— Только что получено на ваше имя, — сказал юноша. — Радиограмма. Вот я и подумал…
— Дайте сюда! — Судья скользнул взглядом по конверту, кивнул куда-то в пространство и снова обратился ко мне.
— Итак, один раз вы сказали правду. Вы сказали, что приехали из Гаваны. Это верно. Там вы забыли вот это! В полицейском участке, где вас задержали для допроса и суда… — Он сунул руку в ящик стола и вынул оттуда небольшую книжечку, на обложке которой отчетливо сочетались синий, золотой и белый цвета. — Узнаете?
— Британский паспорт, — сказал я спокойно. — Мои глаза не телескоп, но я полагаю, что это, должно быть, мой паспорт. Иначе вы не затеяли бы вокруг этого столько возни. Но если он все это время был у вас, то почему же вы…
— Мы просто хотели установить меру вашей правдивости, которой вы, видимо, совершенно лишены, и меру вашей лживости, которая, судя по всему, весьма высока. — Он с любопытством посмотрел на меня. — Вы ведь хорошо знаете, что это значит? Если мы имеем ваш паспорт, то, очевидно, имеем и многое другое. Однако вы и бровью не повели. Вы или чрезвычайно хладнокровны, Крайслер, или чрезвычайно опасны… Правда, может быть еще и третье: вы очень тупы.
— А чего вы ожидали от меня? — спросил я. — Ожидали, что я упаду в обморок?
— Наша полиция и власти по делам иммигрантов находятся, по крайней мере в данный момент, в очень хороших отношениях со своими кубинскими коллегами. — Казалось, он совершенно не слышал моего вопроса. — А наши телеграммы в Гавану дали нам нечто более важное, чем ваш паспорт. Мы получили богатую и весьма интересную информацию. Ваше имя совсем не Крайслер! Вас зовут Форд. Вы провели два с половиной года в Вест-Индии, и вас хорошо там знают на всех крупных островах…
— Это все слава, судья… Когда у вас столько друзей…
— Дурная слава! За два года — три приговора за мелкие преступления…
Судья Моллисон бегло просматривал бумагу, которую держал перед собой.
— Источник средств к существованию неизвестен. Лишь однажды вы три месяца работали в качестве консультанта фирмы по подъему затонувших судов. — Он взглянул на меня. — И что… что вы делали в этой должности?
— Определял глубину вод.
Он довольно глубокомысленно посмотрел на меня и вернулся к своей бумаге.

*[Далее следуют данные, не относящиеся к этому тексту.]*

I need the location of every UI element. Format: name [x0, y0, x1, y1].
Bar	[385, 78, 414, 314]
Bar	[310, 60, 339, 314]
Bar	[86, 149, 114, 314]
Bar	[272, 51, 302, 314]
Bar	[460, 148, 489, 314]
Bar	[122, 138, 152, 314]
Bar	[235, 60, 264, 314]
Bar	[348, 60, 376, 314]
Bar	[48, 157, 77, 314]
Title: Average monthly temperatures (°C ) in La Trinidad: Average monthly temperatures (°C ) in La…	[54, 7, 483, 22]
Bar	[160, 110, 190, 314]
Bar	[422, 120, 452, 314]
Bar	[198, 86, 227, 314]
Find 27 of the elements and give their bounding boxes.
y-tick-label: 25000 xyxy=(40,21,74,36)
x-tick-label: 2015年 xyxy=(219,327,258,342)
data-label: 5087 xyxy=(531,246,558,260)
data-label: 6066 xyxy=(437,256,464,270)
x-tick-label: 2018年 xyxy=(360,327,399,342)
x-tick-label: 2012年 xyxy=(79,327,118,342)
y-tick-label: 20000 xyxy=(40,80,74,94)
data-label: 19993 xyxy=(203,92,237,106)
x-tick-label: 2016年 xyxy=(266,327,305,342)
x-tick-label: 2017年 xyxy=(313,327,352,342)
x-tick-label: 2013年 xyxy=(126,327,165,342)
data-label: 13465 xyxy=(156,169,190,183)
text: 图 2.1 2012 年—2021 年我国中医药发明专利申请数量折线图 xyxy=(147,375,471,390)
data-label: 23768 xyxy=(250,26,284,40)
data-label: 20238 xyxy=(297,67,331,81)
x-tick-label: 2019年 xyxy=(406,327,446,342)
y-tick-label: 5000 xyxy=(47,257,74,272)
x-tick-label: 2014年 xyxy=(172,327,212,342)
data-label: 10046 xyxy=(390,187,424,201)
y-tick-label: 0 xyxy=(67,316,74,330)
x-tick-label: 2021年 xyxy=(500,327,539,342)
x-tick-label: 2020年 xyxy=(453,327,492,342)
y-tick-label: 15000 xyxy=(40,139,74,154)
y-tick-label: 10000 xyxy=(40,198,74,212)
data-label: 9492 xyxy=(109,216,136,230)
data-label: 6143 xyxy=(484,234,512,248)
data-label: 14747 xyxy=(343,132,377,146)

— Был сообщникам преступников и контрабандистов, — продолжал он. — Главным образом, сообщником преступников, занимающихся похищением и нелегальной переправкой драгоценных камней и металлов. Организовал или пытался организовать выступление рабочих в Нассау и Мазантилло, как подозревают, с целью отнюдь не политической. Высылался из Сан-Хуана, Гаити и Венесуэлы. Объявлен персона нон грата на Ямайке и получил отказ на просьбу остановиться в Нассау… — Он прервал чтение и посмотрел на меня. — Британский подданный — нежелательный гость даже на британских островах!
— Это всего лишь результат предубеждения, судья.
— И в Соединенные Штаты вы наверняка проникли нелегально! — Судью Моллисона не так-то легко было сбить с его тропинки. — Каким именно образом — не берусь сказать. В этой стране такие вещи случаются часто. Возможно, просто высадились где-то ночью между портом Шарлотты и нашим портом. Но это не имеет значения. Таким образом, в дополнение к нападению на служителей закона и нелегальному ношению оружия вас можно также обвинить в нелегальном проникновении в эту страну. И человеку с вашим прошлым, Форд, можно было бы вынести за все это довольно суровый приговор.
Однако он не будет вынесен. А если будет, то, по крайней мере, не здесь. Я посоветовался с властями по делам иммигрантов, и они согласились со мной, что будет лучше всего просто выслать вас из страны. Мы не желаем иметь дела с такими личностями, как вы. Из беседы с кубинскими властями мы поняли, что вы бежали после того, как были задержаны по обвинению в подстрекательстве докеров к выступлению, а также за попытку убить полицейского. За такие преступления на Кубе полагается суровое наказание. Первое обвинение не влечет за собой выдачи преступника соответствующему государству, а в связи со вторым нам не предъявили никаких требований. Однако, поскольку мы решили руководствоваться положением о высылке из страны, мы намерены выслать вас в Гавану. Завтра утром соответствующие власти встретят вас на аэродроме.
Я стоял не шевелясь и молчал. В зале была очень тихо. Наконец я прокашлялся и сказал:
— Я считаю, что вы поступаете со мной жестоко, судья.